The final day of the convention was held indoors at Time Warner Cable Arena after Mr. Obama's campaign on Wednesday canceled the outdoor stadium speech they had planned.
They cited weather for the move — and indeed a rainstorm drenched Charlotte in the afternoon, seemingly justifying the decision, though it did little to quell the questions about why the campaign took the chance on scheduling the stadium speech in the first place.
Rain has been a constant much of the week, including on Saturday when a pelting rain, buffeted by severe winds, ate away the elbow on a Mount Rushmore-style sand sculpture of Mr. Obama.

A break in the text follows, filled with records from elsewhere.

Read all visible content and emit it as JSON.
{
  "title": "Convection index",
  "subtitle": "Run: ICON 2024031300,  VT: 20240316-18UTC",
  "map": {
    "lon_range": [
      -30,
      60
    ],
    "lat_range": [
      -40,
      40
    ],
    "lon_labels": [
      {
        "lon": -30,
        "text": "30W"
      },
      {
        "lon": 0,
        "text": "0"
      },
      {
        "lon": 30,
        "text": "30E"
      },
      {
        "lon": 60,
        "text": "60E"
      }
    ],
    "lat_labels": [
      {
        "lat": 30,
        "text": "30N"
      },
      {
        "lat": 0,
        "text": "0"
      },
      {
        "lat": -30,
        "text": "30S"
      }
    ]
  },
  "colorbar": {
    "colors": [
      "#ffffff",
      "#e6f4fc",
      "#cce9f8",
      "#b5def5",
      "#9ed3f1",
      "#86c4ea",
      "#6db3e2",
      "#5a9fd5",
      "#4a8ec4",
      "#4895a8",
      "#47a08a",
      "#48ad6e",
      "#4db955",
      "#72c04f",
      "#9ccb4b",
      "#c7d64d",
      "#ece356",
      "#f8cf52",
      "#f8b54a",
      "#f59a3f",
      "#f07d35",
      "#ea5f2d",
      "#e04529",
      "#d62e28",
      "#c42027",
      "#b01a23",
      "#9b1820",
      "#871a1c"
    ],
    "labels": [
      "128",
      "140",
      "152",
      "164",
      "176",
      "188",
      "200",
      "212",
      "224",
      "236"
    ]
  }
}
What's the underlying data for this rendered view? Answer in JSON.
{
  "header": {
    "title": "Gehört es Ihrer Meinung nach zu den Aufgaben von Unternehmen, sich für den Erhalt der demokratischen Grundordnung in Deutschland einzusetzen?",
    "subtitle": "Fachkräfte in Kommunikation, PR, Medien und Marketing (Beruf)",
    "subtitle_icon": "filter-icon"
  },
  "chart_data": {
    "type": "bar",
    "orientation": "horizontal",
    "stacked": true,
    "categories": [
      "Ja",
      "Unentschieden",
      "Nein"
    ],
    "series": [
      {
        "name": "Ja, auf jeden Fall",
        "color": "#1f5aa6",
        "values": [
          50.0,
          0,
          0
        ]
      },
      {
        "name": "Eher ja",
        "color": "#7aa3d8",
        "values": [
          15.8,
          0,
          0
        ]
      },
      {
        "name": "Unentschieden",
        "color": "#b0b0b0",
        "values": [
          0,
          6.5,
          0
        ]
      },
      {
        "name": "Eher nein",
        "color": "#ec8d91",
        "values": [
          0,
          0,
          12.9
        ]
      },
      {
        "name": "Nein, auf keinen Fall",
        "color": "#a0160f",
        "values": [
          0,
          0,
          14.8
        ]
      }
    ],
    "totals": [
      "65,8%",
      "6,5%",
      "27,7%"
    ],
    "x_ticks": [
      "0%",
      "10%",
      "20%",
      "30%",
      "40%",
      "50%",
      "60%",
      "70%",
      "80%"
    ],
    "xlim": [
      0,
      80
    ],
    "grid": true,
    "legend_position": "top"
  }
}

On Thursday afternoon, Mr. Obama held a conference call with many of those who traveled to Charlotte to sit in the stadium, but who were left out when the night's events were moved inside the arena.
He said he is still counting on them to do the legwork to get him re-elected.
"This is still going to be a really close election, and the other side is preparing to unleash just a barrage of negative ads, they're getting massive checks from wealthy donors," he told them. "The good thing is, I've got you. I really need your help, guys."
Mr. Obama spoke a day ahead of the August jobs report from the Labor Department. A good jobs number could help him gain momentum as he leaves the convention, while a bad number could undo whatever progress he and his party may have made with voters.
ADP, a payroll company, released its own numbers Thursday suggesting that companies added more than 200,000 jobs in August, which would be the best number in more than half a year.
Next up for Mr. Obama and Republican presidential nominee Mitt Romney are the presidential debates, which begin a month from now.
Mr. Romney this week remained holed up in the Northeast preparing for the debates and leaving the front pages to Democrats.
But in a statement Thursday night he said voters should base their vote on whether their situation has improved under Mr. Obama.
"He offered more promises, but he hasn't kept the promises he made four years ago," Mr. Romney said. "Americans will hold President Obama accountable for his record — they know they're not better off and that it's time to change direction."
Mr. Romney and Mr. Obama are running about even in national polls, though the president has the edge in nearly every battleground state.
But Mr. Romney has an edge in another vital area — his campaign treasury is bulging, and he has outraised Mr. Obama in the last two fundraising reports.
Aware of the challenge, Mr. Obama blasted our an urgent email plea for money just minutes before he took the stage on Thursday, asking for supporters to give $25 — five times his usual ask in these emails.